Well researched wartime Japan4
Harry Niles, the son of white missionaries to Japan, was raised by a native nurse and has remained in Japan all his life, more Japanese than American. Early December, 1941, finds him in Tokyo just before the bombing of Pearl Harbor, running the Happy Paris club and struggling to maintain his relationship with his beautiful and emotional mistress, Michiko, who also works in the club, playing the juke box. With talk of war everywhere, Harry is intent on leaving. But how? And can he, using his cunning and knowledge of politics, con his adopted country out of fatal combat with the powerful America? And escape the honor bound military man, Ishigami, who's stalking him with a mind poisoned by past wrongs and a sword bent on revenge?

While DECEMBER 6 does not live up to GORKY PARK, and while Harry Niles is no match for Arkady Renko, Martin Cruz Smith's latest effort is stamped with his distinctive use of details. His prose is clean and reflective, never coarse or unfinished or abrasive. The plot is not linear but rather slips back and forth, weaving time, place, and characters into a novel that some will find confusing, others beautiful.

Me, I ended up somewhere between confused and awed. Smith's touch is magic, but the sheer volume of research included in DECEMBER 6 made it at times read more like a school paper than a novel.

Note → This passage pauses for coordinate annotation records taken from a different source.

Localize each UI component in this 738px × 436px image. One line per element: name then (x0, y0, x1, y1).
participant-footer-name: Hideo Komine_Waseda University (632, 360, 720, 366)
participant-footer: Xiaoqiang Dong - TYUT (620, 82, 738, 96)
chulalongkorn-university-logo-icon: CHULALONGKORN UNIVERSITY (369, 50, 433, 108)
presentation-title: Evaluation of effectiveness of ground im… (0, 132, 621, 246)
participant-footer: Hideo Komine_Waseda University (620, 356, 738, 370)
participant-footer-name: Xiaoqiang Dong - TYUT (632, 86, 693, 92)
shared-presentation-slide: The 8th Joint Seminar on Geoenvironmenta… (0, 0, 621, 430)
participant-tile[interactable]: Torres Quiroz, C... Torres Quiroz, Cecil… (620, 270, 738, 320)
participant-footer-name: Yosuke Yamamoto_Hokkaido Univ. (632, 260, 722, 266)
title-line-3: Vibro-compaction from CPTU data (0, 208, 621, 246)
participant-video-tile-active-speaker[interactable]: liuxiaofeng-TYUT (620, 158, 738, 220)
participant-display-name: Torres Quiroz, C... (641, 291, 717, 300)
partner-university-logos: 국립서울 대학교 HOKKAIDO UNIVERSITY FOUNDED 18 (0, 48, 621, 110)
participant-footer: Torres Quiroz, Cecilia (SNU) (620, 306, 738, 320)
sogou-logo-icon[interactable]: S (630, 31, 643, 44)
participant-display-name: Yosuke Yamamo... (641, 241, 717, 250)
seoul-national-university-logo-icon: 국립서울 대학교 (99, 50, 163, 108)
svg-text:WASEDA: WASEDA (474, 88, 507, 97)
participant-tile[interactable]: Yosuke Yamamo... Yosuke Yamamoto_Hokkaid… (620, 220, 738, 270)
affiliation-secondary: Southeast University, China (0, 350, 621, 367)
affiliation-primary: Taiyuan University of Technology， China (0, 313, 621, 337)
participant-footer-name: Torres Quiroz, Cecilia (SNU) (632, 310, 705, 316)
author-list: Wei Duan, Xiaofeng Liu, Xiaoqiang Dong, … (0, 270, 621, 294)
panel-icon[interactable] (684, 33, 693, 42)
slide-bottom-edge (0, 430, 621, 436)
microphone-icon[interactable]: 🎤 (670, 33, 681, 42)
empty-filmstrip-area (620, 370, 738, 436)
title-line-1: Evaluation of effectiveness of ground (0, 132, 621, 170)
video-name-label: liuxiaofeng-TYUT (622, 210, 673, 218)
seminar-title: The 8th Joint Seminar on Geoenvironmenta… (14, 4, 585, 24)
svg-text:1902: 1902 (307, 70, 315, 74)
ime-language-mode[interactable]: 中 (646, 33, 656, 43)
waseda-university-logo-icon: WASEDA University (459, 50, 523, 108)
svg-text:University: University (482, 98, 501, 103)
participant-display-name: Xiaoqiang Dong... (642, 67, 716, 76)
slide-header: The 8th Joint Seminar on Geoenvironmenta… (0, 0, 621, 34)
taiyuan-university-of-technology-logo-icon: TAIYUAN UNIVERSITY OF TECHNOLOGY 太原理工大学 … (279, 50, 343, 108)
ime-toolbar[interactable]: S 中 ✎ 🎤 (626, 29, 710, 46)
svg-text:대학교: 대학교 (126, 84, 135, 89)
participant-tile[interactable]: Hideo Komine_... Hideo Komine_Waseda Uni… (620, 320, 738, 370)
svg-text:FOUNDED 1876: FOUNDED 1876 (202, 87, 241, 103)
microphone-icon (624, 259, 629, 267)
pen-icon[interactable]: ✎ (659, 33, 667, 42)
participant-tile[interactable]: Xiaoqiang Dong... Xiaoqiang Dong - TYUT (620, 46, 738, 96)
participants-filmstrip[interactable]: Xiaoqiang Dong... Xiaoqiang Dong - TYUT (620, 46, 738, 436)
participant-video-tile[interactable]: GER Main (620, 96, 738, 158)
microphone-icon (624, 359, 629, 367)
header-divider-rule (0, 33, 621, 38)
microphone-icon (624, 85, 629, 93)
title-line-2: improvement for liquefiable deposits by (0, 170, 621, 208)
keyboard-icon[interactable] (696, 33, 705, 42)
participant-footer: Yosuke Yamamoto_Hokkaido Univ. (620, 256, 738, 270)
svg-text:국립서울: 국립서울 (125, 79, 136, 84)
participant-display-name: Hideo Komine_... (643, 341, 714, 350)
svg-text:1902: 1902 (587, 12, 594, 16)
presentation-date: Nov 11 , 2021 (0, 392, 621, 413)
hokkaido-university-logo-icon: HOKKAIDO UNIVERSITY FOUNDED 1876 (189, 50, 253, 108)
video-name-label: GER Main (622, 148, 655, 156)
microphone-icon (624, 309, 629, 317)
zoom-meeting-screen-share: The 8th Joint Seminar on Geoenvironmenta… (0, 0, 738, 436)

One paragraph, which detailed some gruesome beheadings, managed to stretch more than two pages. Plus, during some points Harry Niles came across as unemotional and detached, although I was aware of churning undercurrents. The dialogue disappointed me as well. Still, I felt the ending was a fitting finale to an intriguing story of love, violence, and politics.

A newcomer to Smith's writing may be overwhelmed by this fact packed thriller, but Smith's fans, as well as anyone interested in wartime Japan, will find DECEMBER 6 absorbing and thought provoking.